In reality, if the Yes vote is more popular with working class people - and it is - then that's probably down to the fact that they have fewer Audis or nice detached houses in Milngavie to fret over.
- And kudos to Scotland's amateur Nationalists, who seem to have got their
Immediately calling everyone who disagrees with them a traitorous Quisling problem under control, at least during daylight hours.
This has long been a problem for the tartan biscuit-tin crowd, who have a tendency to treat disagreement like a minor variant on the Dolchstosslegende, but all credit - they do seem to have chilled out on this front.

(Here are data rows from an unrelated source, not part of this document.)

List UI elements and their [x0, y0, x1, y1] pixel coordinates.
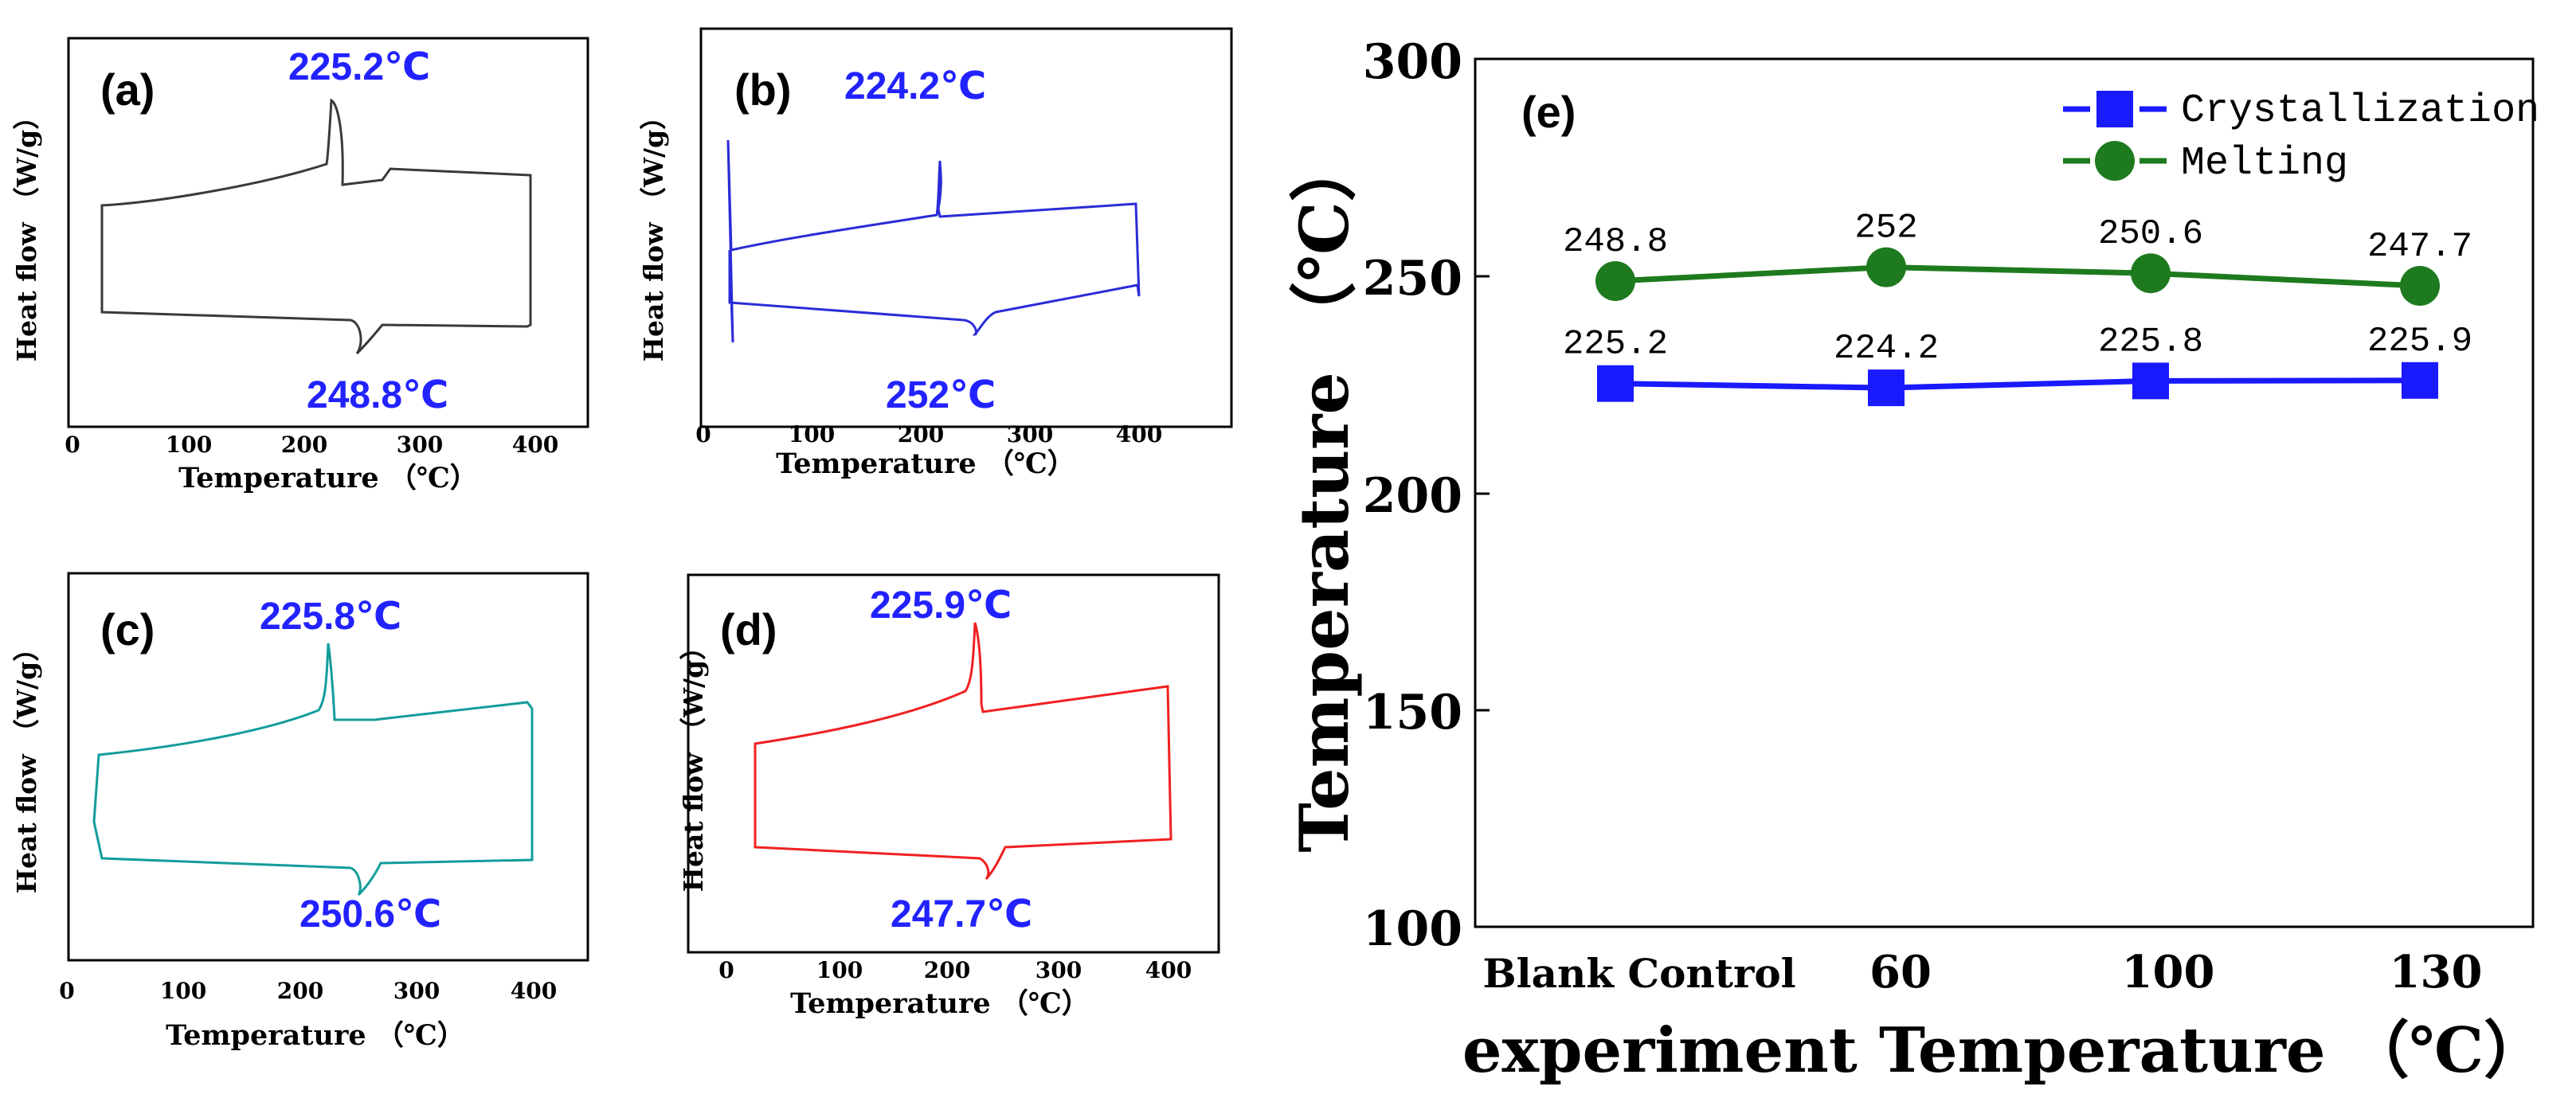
crystallization-data-label-0: 225.2	[1563, 325, 1668, 365]
panel-c-label: (c)	[100, 604, 155, 655]
panel-d-xtick-0: 0	[718, 957, 734, 983]
panel-b-xlabel: Temperature （℃）	[776, 447, 1075, 480]
crystallization-data-label-1: 224.2	[1834, 329, 1939, 369]
legend-melting-circle-icon	[2095, 141, 2135, 181]
panel-c-xtick-0: 0	[59, 978, 74, 1004]
panel-d-xtick-300: 300	[1035, 957, 1082, 983]
panel-d-plot-frame	[687, 573, 1220, 954]
panel-e-xtick-60: 60	[1869, 946, 1932, 998]
panel-b-dsc-curve	[726, 139, 1141, 343]
crystallization-series-line	[1615, 377, 2421, 391]
panel-d: (d) 225.9℃ 247.7℃ Heat flow （W/g） Temper…	[678, 573, 1220, 1020]
panel-d-xtick-400: 400	[1145, 957, 1192, 983]
crystallization-point-2	[2132, 362, 2169, 400]
melting-point-3	[2400, 266, 2440, 306]
panel-c-xtick-100: 100	[160, 978, 206, 1004]
panel-a-xtick-100: 100	[166, 432, 212, 458]
panel-c-xtick-400: 400	[511, 978, 557, 1004]
panel-d-dsc-curve	[754, 622, 1173, 880]
panel-a-dip-label: 248.8℃	[307, 374, 448, 416]
panel-e-ytick-300: 300	[1363, 34, 1462, 90]
panel-a-plot-frame	[67, 37, 589, 428]
melting-point-0	[1595, 261, 1635, 301]
panel-b-ylabel: Heat flow （W/g）	[638, 104, 669, 361]
panel-b-plot-frame	[699, 27, 1233, 428]
panel-b-peak-label: 224.2℃	[844, 65, 986, 107]
melting-data-label-0: 248.8	[1563, 222, 1668, 262]
panel-a-label: (a)	[100, 64, 155, 115]
panel-d-xtick-200: 200	[924, 957, 970, 983]
crystallization-point-3	[2402, 361, 2438, 399]
panel-c-dsc-curve	[92, 643, 534, 897]
melting-point-1	[1866, 247, 1906, 287]
panel-e-plot-frame	[1474, 57, 2535, 928]
panel-e-xtick-130: 130	[2390, 946, 2483, 998]
panel-a-xtick-200: 200	[281, 432, 327, 458]
melting-series-line	[1615, 264, 2421, 289]
panel-c-peak-label: 225.8℃	[260, 596, 401, 638]
melting-data-label-3: 247.7	[2367, 227, 2472, 267]
panel-c: (c) 225.8℃ 250.6℃ Heat flow （W/g） Temper…	[11, 572, 589, 1052]
melting-point-2	[2131, 253, 2171, 294]
panel-e-legend: Crystallization Melting	[2063, 88, 2539, 186]
crystallization-data-label-3: 225.9	[2367, 322, 2472, 361]
panel-d-xtick-100: 100	[816, 957, 863, 983]
legend-crystallization-square-icon	[2096, 91, 2133, 127]
panel-b-label: (b)	[734, 64, 792, 115]
legend-melting-label: Melting	[2181, 141, 2348, 186]
panel-d-xlabel: Temperature （℃）	[790, 987, 1090, 1020]
panel-b-xtick-100: 100	[789, 421, 835, 447]
panel-b-xtick-400: 400	[1116, 421, 1162, 447]
panel-a-dsc-curve	[100, 98, 532, 355]
panel-d-ylabel: Heat flow （W/g）	[678, 634, 709, 892]
panel-b-xtick-300: 300	[1007, 421, 1053, 447]
panel-b: (b) 224.2℃ 252℃ Heat flow （W/g） Temperat…	[638, 27, 1233, 480]
crystallization-data-label-2: 225.8	[2098, 322, 2203, 361]
panel-e-ytick-200: 200	[1363, 468, 1462, 524]
panel-a-xtick-300: 300	[397, 432, 443, 458]
panel-c-ylabel: Heat flow （W/g）	[11, 635, 42, 893]
panel-c-plot-frame	[67, 572, 589, 962]
crystallization-point-1	[1868, 369, 1905, 407]
panel-c-xlabel: Temperature （℃）	[166, 1019, 465, 1052]
melting-data-label-1: 252	[1854, 209, 1917, 248]
melting-data-label-2: 250.6	[2098, 214, 2203, 254]
panel-c-xtick-300: 300	[393, 978, 440, 1004]
panel-d-peak-label: 225.9℃	[870, 584, 1012, 627]
panel-b-xtick-0: 0	[695, 421, 711, 447]
panel-e-ytick-250: 250	[1363, 251, 1462, 307]
panel-e-label: (e)	[1521, 87, 1576, 137]
panel-c-dip-label: 250.6℃	[299, 893, 441, 936]
panel-e-ytick-150: 150	[1363, 685, 1462, 740]
crystallization-point-0	[1597, 365, 1634, 402]
panel-e: (e) 100 150 200 250 300 Blank Control 60…	[1285, 34, 2546, 1087]
panel-e-xtick-100: 100	[2122, 946, 2215, 998]
panel-a-xlabel: Temperature （℃）	[178, 462, 478, 494]
panel-a: (a) 225.2℃ 248.8℃ Heat flow （W/g） Temper…	[11, 37, 589, 494]
panel-e-xlabel: experiment Temperature （℃）	[1462, 1014, 2546, 1087]
panel-a-ylabel: Heat flow （W/g）	[11, 104, 42, 361]
panel-a-xtick-0: 0	[65, 432, 80, 458]
panel-e-ylabel: Temperature （℃）	[1285, 135, 1364, 853]
panel-e-ytick-100: 100	[1363, 901, 1462, 957]
panel-c-xtick-200: 200	[277, 978, 323, 1004]
panel-b-dip-label: 252℃	[886, 374, 996, 416]
panel-d-dip-label: 247.7℃	[891, 893, 1032, 936]
panel-a-xtick-400: 400	[512, 432, 558, 458]
panel-e-xtick-blank-control: Blank Control	[1482, 950, 1795, 997]
panel-a-peak-label: 225.2℃	[288, 46, 430, 88]
panel-e-series: 225.2 224.2 225.8 225.9 248.8 252 250.6 247.7	[1563, 209, 2472, 407]
panel-d-label: (d)	[720, 604, 777, 655]
panel-b-xtick-200: 200	[898, 421, 944, 447]
legend-crystallization-label: Crystallization	[2181, 88, 2539, 134]
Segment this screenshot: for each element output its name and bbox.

Until they get onto the internet, of course, or until they get all pissed up and raging. Add either anonymity or alcohol to the mix, and they're still conjuring the wailing shades of bayonetted Highlanders to guilt-trip you into submission faster than you can say
Barnett Formula.
-
Well, I'll leave it there for now. Next time, I may well focus on how skillfully the SNP have played the hand that they were dealt in the 2007 election, and how they managed to transform independence from the minority interest of a bunch of astoundingly dull, sheep-worrying hillbillies*, into a highly successful and vibrant movement within mainstream Scottish politics. But with cursing and sexual imagery.
*Edit to add: I'm aware that this isn't an accurate summary of the history of Scottish nationalism, which has long tended more towards urban or transplanted-urban intellectualism. Nonetheless, generalisations like this tend to annoy people greatly, and I'm very much in favour of that, especially when the annoyed people have an indestructable majority in our parliament.